Today we see that if your front matter contradicts your cover and blurb, readers are trained to mistrust you even before they start reading.
What I gleaned about the stories: Even in the future, procurement favours style over substance
Find this book on Amazon.
Note: This is a short story collection, so the rules are slightly different from standard Immerse or Die: instead of reading on every time I lose immersion, I stop reading that story and move on to the next one. As usual, I stop reading after the third WTF.
Note from Jefferson: That’s an awesome cover for a book of sci-fi short stories.

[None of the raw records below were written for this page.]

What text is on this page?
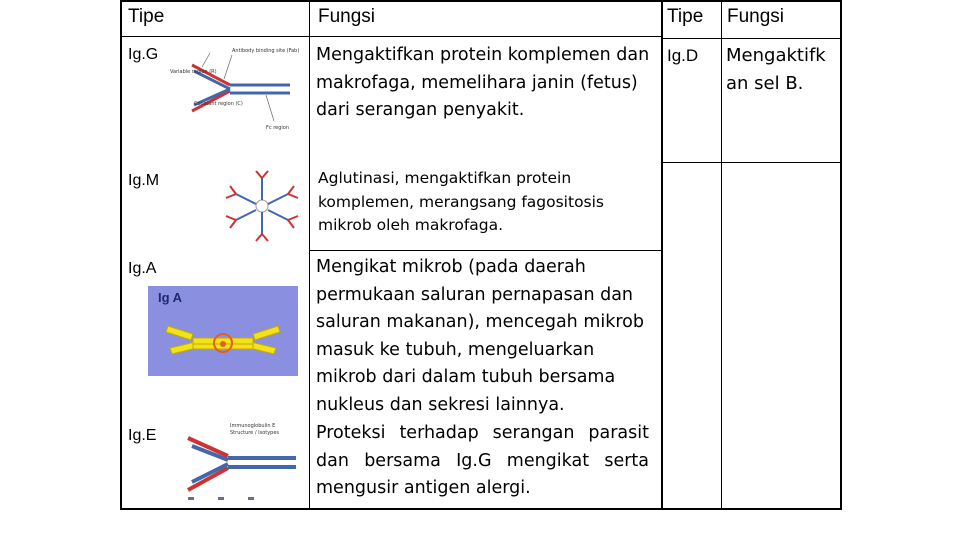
Tipe	Fungsi	Tipe Fungsi
Ig.G
Ig.M
Ig.A
Ig.E
Ig.D
Mengaktifkan protein komplemen dan
makrofaga, memelihara janin (fetus)
dari serangan penyakit.
Aglutinasi, mengaktifkan protein
komplemen, merangsang fagositosis
mikrob oleh makrofaga.
Mengikat mikrob (pada daerah
permukaan saluran pernapasan dan
saluran makanan), mencegah mikrob
masuk ke tubuh, mengeluarkan
mikrob dari dalam tubuh bersama
nukleus dan sekresi lainnya.
Proteksi terhadap serangan parasit
dan bersama Ig.G mengikat serta
mengusir antigen alergi.
Mengaktifk
an sel B.
Antibody binding site (Fab)
Variable region (R)
Constant region (C)
Fc region
Ig A
Immunoglobulin E
Structure / Isotypes
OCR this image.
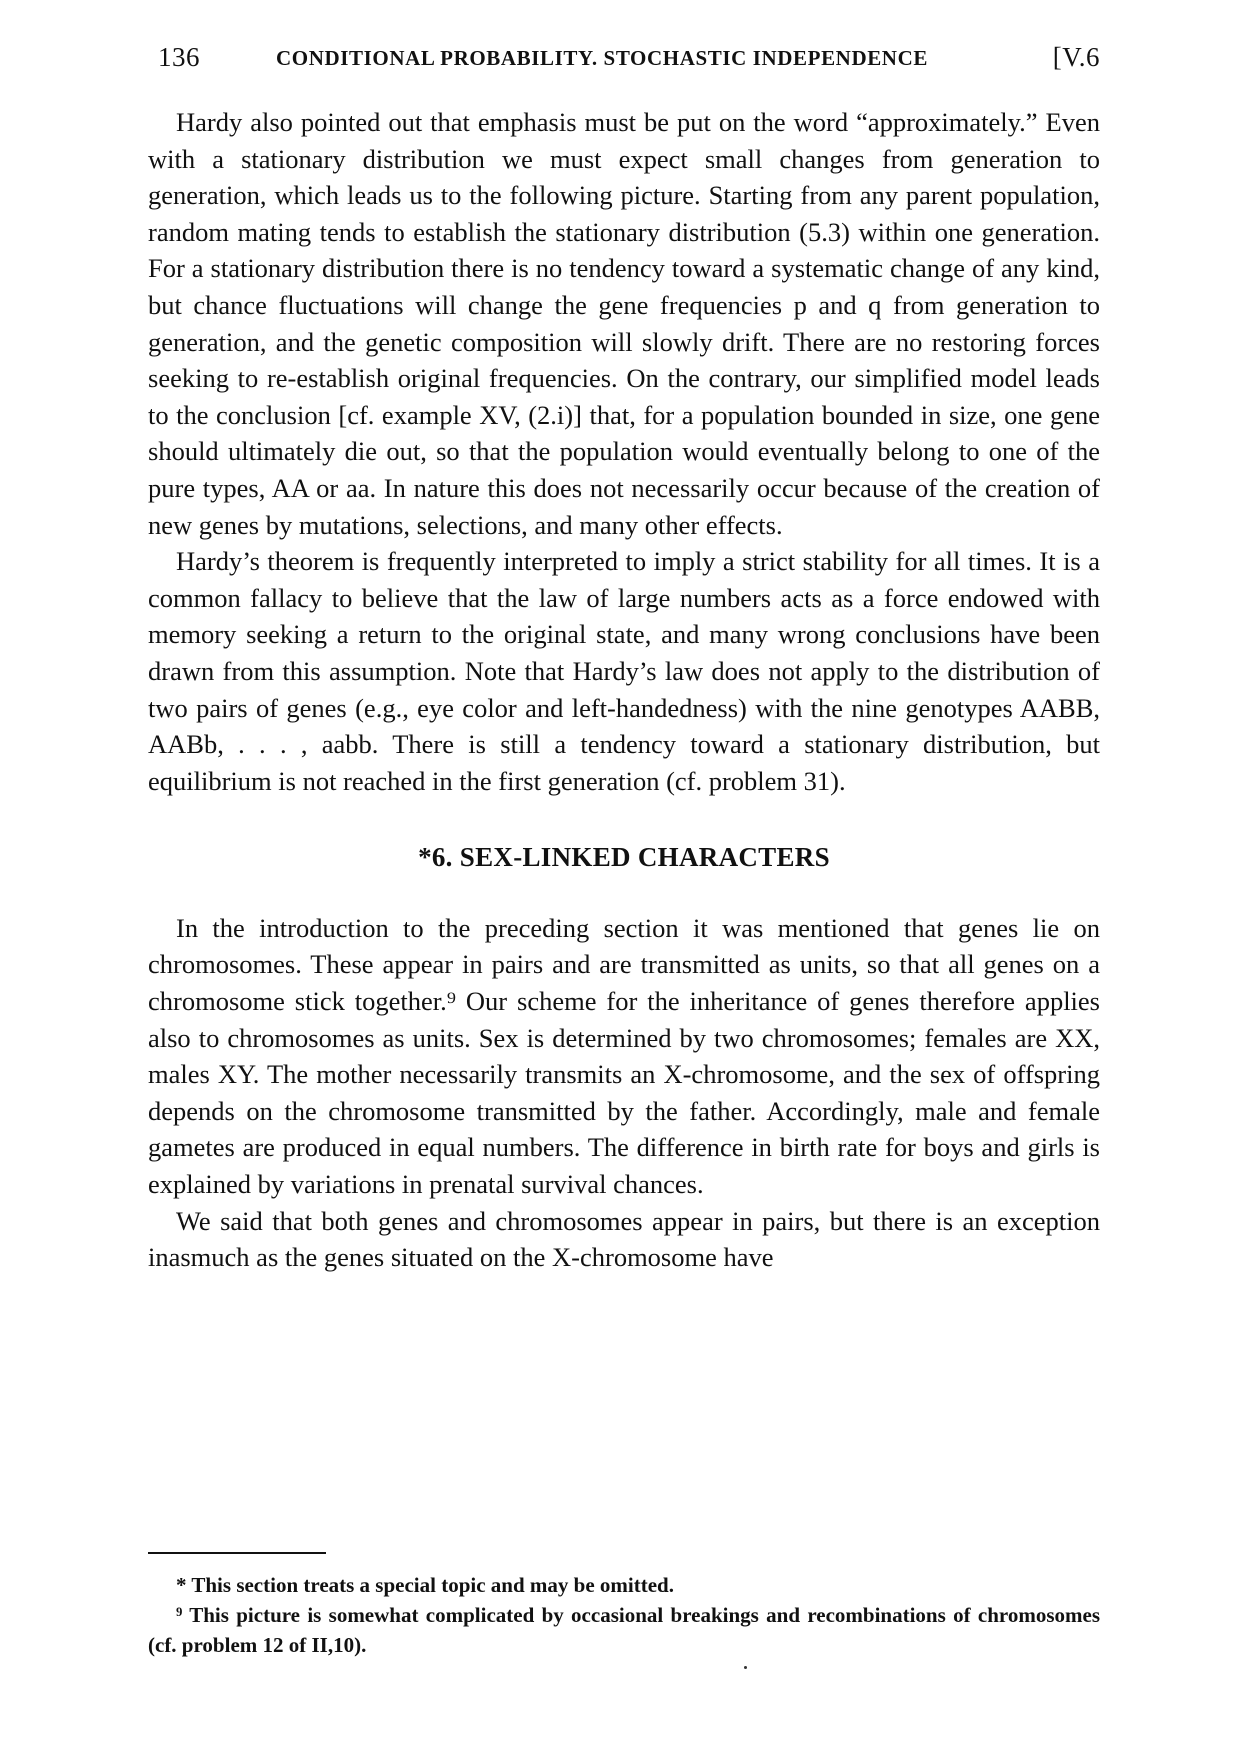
136	CONDITIONAL PROBABILITY. STOCHASTIC INDEPENDENCE	[V.6

Hardy also pointed out that emphasis must be put on the word “approximately.” Even with a stationary distribution we must expect small changes from generation to generation, which leads us to the following picture. Starting from any parent population, random mating tends to establish the stationary distribution (5.3) within one generation. For a stationary distribution there is no tendency toward a systematic change of any kind, but chance fluctuations will change the gene frequencies p and q from generation to generation, and the genetic composition will slowly drift. There are no restoring forces seeking to re-establish original frequencies. On the contrary, our simplified model leads to the conclusion [cf. example XV, (2.i)] that, for a population bounded in size, one gene should ultimately die out, so that the population would eventually belong to one of the pure types, AA or aa. In nature this does not necessarily occur because of the creation of new genes by mutations, selections, and many other effects.

Hardy’s theorem is frequently interpreted to imply a strict stability for all times. It is a common fallacy to believe that the law of large numbers acts as a force endowed with memory seeking a return to the original state, and many wrong conclusions have been drawn from this assumption. Note that Hardy’s law does not apply to the distribution of two pairs of genes (e.g., eye color and left-handedness) with the nine genotypes AABB, AABb, . . . , aabb. There is still a tendency toward a stationary distribution, but equilibrium is not reached in the first generation (cf. problem 31).

*6. SEX-LINKED CHARACTERS

In the introduction to the preceding section it was mentioned that genes lie on chromosomes. These appear in pairs and are transmitted as units, so that all genes on a chromosome stick together.⁹ Our scheme for the inheritance of genes therefore applies also to chromosomes as units. Sex is determined by two chromosomes; females are XX, males XY. The mother necessarily transmits an X-chromosome, and the sex of offspring depends on the chromosome transmitted by the father. Accordingly, male and female gametes are produced in equal numbers. The difference in birth rate for boys and girls is explained by variations in prenatal survival chances.

We said that both genes and chromosomes appear in pairs, but there is an exception inasmuch as the genes situated on the X-chromosome have

* This section treats a special topic and may be omitted.

⁹ This picture is somewhat complicated by occasional breakings and recombinations of chromosomes (cf. problem 12 of II,10).
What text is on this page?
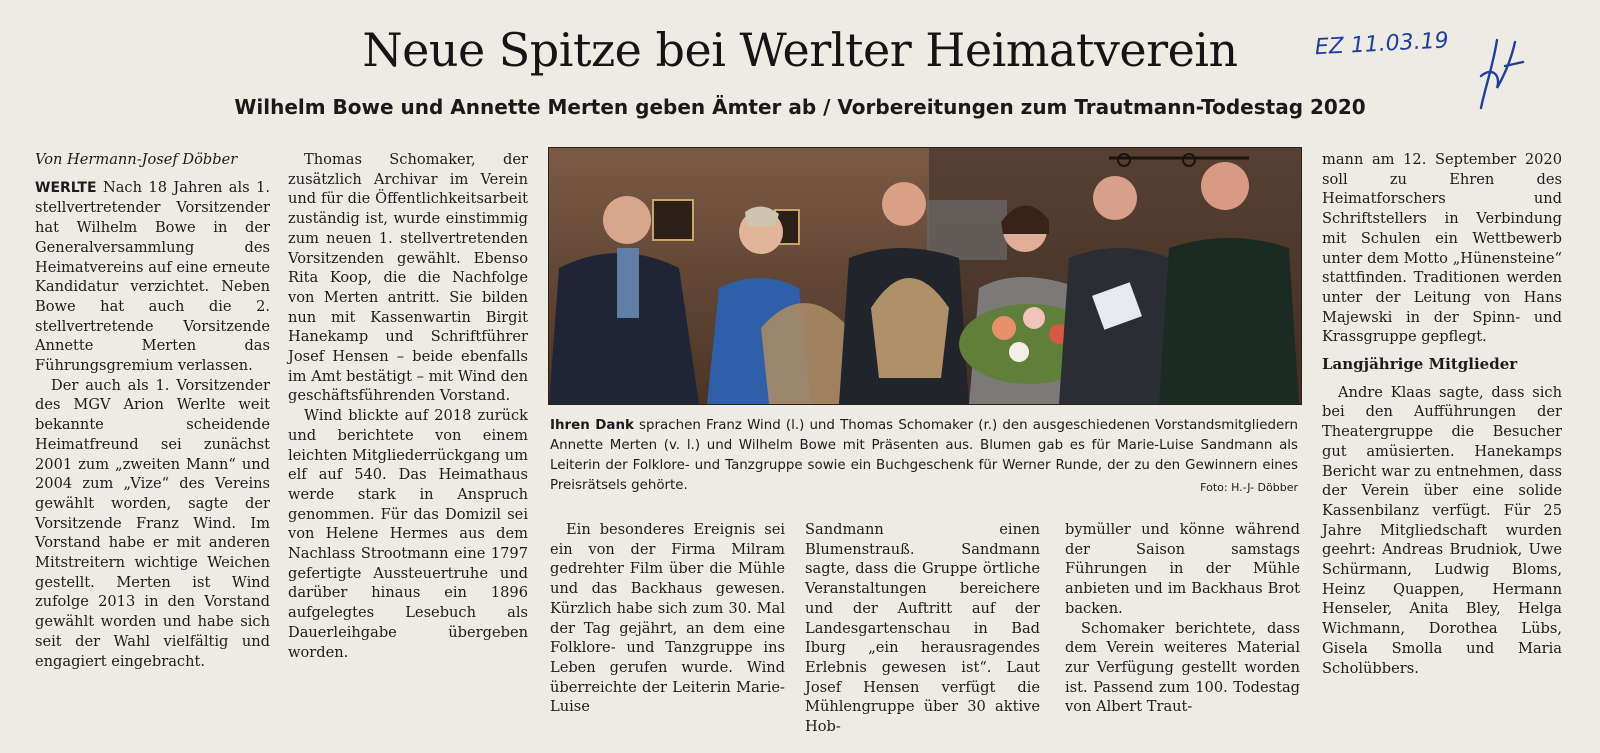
Neue Spitze bei Werlter Heimatverein	EZ 11.03.19
Wilhelm Bowe und Annette Merten geben Ämter ab / Vorbereitungen zum Trautmann-Todestag 2020

Von Hermann-Josef Döbber

WERLTE Nach 18 Jahren als 1. stellvertretender Vorsitzender hat Wilhelm Bowe in der Generalversammlung des Heimatvereins auf eine erneute Kandidatur verzichtet. Neben Bowe hat auch die 2. stellvertretende Vorsitzende Annette Merten das Führungsgremium verlassen.

Der auch als 1. Vorsitzender des MGV Arion Werlte weit bekannte scheidende Heimatfreund sei zunächst 2001 zum „zweiten Mann“ und 2004 zum „Vize“ des Vereins gewählt worden, sagte der Vorsitzende Franz Wind. Im Vorstand habe er mit anderen Mitstreitern wichtige Weichen gestellt. Merten ist Wind zufolge 2013 in den Vorstand gewählt worden und habe sich seit der Wahl vielfältig und engagiert eingebracht.

Thomas Schomaker, der zusätzlich Archivar im Verein und für die Öffentlichkeitsarbeit zuständig ist, wurde einstimmig zum neuen 1. stellvertretenden Vorsitzenden gewählt. Ebenso Rita Koop, die die Nachfolge von Merten antritt. Sie bilden nun mit Kassenwartin Birgit Hanekamp und Schriftführer Josef Hensen – beide ebenfalls im Amt bestätigt – mit Wind den geschäftsführenden Vorstand.

Wind blickte auf 2018 zurück und berichtete von einem leichten Mitgliederrückgang um elf auf 540. Das Heimathaus werde stark in Anspruch genommen. Für das Domizil sei von Helene Hermes aus dem Nachlass Strootmann eine 1797 gefertigte Aussteuertruhe und darüber hinaus ein 1896 aufgelegtes Lesebuch als Dauerleihgabe übergeben worden.

Ihren Dank sprachen Franz Wind (l.) und Thomas Schomaker (r.) den ausgeschiedenen Vorstandsmitgliedern Annette Merten (v. l.) und Wilhelm Bowe mit Präsenten aus. Blumen gab es für Marie-Luise Sandmann als Leiterin der Folklore- und Tanzgruppe sowie ein Buchgeschenk für Werner Runde, der zu den Gewinnern eines Preisrätsels gehörte.	Foto: H.-J- Döbber

Ein besonderes Ereignis sei ein von der Firma Milram gedrehter Film über die Mühle und das Backhaus gewesen. Kürzlich habe sich zum 30. Mal der Tag gejährt, an dem eine Folklore- und Tanzgruppe ins Leben gerufen wurde. Wind überreichte der Leiterin Marie-Luise

Sandmann einen Blumenstrauß. Sandmann sagte, dass die Gruppe örtliche Veranstaltungen bereichere und der Auftritt auf der Landesgartenschau in Bad Iburg „ein herausragendes Erlebnis gewesen ist“. Laut Josef Hensen verfügt die Mühlengruppe über 30 aktive Hob-

bymüller und könne während der Saison samstags Führungen in der Mühle anbieten und im Backhaus Brot backen.

Schomaker berichtete, dass dem Verein weiteres Material zur Verfügung gestellt worden ist. Passend zum 100. Todestag von Albert Traut-

mann am 12. September 2020 soll zu Ehren des Heimatforschers und Schriftstellers in Verbindung mit Schulen ein Wettbewerb unter dem Motto „Hünensteine“ stattfinden. Traditionen werden unter der Leitung von Hans Majewski in der Spinn- und Krassgruppe gepflegt.

Langjährige Mitglieder

Andre Klaas sagte, dass sich bei den Aufführungen der Theatergruppe die Besucher gut amüsierten. Hanekamps Bericht war zu entnehmen, dass der Verein über eine solide Kassenbilanz verfügt. Für 25 Jahre Mitgliedschaft wurden geehrt: Andreas Brudniok, Uwe Schürmann, Ludwig Bloms, Heinz Quappen, Hermann Henseler, Anita Bley, Helga Wichmann, Dorothea Lübs, Gisela Smolla und Maria Scholübbers.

Analysis: The contents page lists a series of numbered chapters without even a title beside them. This immediately made me think of a single novel rather than a collection of separate short stories. With the book barely open, my expectation of what I was getting had already been challenged; if I’d been actively seeking a short story collection in my library, I might have changed books at this point.
Furthermore, since this was the contents page rather than a display of the NCX data, the experience was most definitely the author’s choice rather than an obscure combination of my ereader and the manner of compiling the book that had somehow slipped through proof-reading.
My faith that the formatting would support my reading experience damaged, I moved on.
Analysis: The second paragraph of the introduction starts with: Come and explore a tangled universe, a disturbing, skin-shedding universe, a world where footwear choice is everything, a reality with… no, wait. Not like this. While ellipses can indicate that the end of a statement is missing, they are a soft—or, at best, neutral—absence; a removal of the trivial or a trailing off in thought. The harder curtailment of an interjection or immediate change in conversational direction is traditionally marked by an em-dash. Also, an abrupt change from the current description to another one is the start of a new sentence so—obscure cases aside—takes a capital letter. Thus, my mind instinctively parsed the ellipsis not as an authorial interjection, but as a mid-sentence trimming of irrelevant words. My parsing reset an instant later, but by then I’d noticed the jolt.
With a second strike against the formatting, I moved on.
Analysis: A couple of sentences into the first story, I hit: He checked the access doors at the foot of the research centre’s North Tower, hefting the rusty padlock, an ugly anachronism that scratched and scraped at the sleek, orange and blue doors. The image is easy to picture and seems somewhat mundane; however, the implications made me want to know more: the research centre has towers and sleek doors, which suggests a big high-tech place, so why are they using such a low-tech lock? Has there been a technological disaster that removed the swanky electronic ones? Bureaucracies in the real world frequently produce a mix of the cutting edge and the cobbled together so it might be an entirely prosaic thing, but that contrast between ultra-modern and clunky makes me wonder if it’s more.
Wonder enough that I want to return to this collection despite it not lasting the time.
Analysis: Slightly over a paragraph later, I encountered: He calculated. An assessment of objectives a raider might target. I parsed the first full stop as the transition to a new sentence. So, the full stop after target came as a surprise; where was the verb? A moment later, I realised that, if the first full stop and capital were an error, then the sentence would make sense. With two strikes against the setting/proof-reading already, this seemed all too plausible an error.
Consigning the collection to the list of books I’d return to when I needn’t fear distractions, I pulled the plug.